Finding Azure Batch Python client in Conda packaging

Copper Contributor

I've started working with Azure Batch and use Python, with my Python environment managed by Anaconda. I'd like to install the Azure Batch Client Library and Azure Batch Management Client Library from the Azure SDK for Python in my Anaconda environments, preferably using conda instead of pip.

 

These are the azure.batch and azure.mgmt.batch modules (or "module packages"; whatever they're called), found in the azure-batch and azure-mgmt-batch PyPI packages. But I don't know where to find them in the Conda packaging of Azure SDK for Python.

 

The Azure SDK for Python introduced a Conda packaging of it back in 2021, and its use is described in the "How to install Azure library packages for Python" page. The Conda packaging differs from the PyPI packaging. The Python Azure SDK modules are packaged in to a smaller number of packages in the Conda form, with sometimes different naming.

 

Is the Azure Batch client library available in the Microsoft-supplied Conda packages somewhere (the ones in the microsoft conda channel, instead of the conda-forge channel)? If so, which Conda package?

 

And more generally, if I know what Azure SDK for Python module I want, or what PyPI package it's in, how can I find out which microsoft-channel Conda package it's in?
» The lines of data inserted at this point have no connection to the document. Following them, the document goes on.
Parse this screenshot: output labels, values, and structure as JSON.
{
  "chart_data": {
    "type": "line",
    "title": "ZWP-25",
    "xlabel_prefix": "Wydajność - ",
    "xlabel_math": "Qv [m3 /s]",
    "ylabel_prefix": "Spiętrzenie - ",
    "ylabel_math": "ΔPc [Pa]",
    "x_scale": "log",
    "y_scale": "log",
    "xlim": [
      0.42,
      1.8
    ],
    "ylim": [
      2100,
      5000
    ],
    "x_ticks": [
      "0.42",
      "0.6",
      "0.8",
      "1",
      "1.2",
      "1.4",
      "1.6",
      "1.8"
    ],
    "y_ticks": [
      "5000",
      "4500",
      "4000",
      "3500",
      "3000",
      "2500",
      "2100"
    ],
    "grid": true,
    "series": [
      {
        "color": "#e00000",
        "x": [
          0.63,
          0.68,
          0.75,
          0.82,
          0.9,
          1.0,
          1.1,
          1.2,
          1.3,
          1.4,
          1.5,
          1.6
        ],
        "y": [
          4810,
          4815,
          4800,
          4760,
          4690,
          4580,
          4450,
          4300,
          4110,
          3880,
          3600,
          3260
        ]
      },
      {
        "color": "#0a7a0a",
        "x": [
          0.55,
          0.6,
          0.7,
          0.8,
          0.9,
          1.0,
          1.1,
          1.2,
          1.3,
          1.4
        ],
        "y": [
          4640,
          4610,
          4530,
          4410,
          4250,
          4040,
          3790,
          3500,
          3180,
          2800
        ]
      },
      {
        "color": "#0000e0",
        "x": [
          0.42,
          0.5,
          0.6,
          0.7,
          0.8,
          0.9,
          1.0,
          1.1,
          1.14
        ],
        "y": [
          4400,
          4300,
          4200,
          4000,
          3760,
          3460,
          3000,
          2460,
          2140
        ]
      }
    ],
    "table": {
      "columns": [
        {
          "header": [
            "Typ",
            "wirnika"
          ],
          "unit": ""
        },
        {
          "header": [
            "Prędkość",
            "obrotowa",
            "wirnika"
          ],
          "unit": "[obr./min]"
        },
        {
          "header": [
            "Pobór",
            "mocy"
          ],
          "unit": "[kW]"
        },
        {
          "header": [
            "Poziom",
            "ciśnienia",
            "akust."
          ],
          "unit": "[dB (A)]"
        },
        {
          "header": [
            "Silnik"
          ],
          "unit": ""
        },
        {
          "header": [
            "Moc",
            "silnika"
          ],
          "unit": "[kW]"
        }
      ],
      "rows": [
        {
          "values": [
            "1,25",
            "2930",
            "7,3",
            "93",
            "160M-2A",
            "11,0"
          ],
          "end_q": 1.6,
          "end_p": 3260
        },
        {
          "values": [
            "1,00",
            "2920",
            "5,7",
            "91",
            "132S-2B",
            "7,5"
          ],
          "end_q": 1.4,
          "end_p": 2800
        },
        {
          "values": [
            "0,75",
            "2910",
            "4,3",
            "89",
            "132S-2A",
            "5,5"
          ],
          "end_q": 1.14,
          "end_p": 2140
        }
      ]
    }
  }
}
I haven't been able to find a list of which module is in which Conda package anywhere.

 

There's an azure-batch conda package in the conda-forge channel (instead of the microsoft channel). But if I understand correctly, those conda-forge Azure packages are the old ones from before the 2021 introduction of the microsoft conda channel's packaging, and have different dependencies and stuff.

 

I'd prefer to install the Azure Batch client from the microsoft-channel Conda packages, instead of the conda-forge channel package or from PyPI/pip, for consistency with my other Azure Python packages, which are all installed from the microsoft-channel Conda packages. I've read that mixing interdependent packages from different channels can sometimes cause problems, and if you're mixing conda-managed and pip-managed packages in an Anaconda environment, you're supposed to install all the conda packages first, then the pip packages, and then don't go back and install or update any conda packages afterwards, or something like that.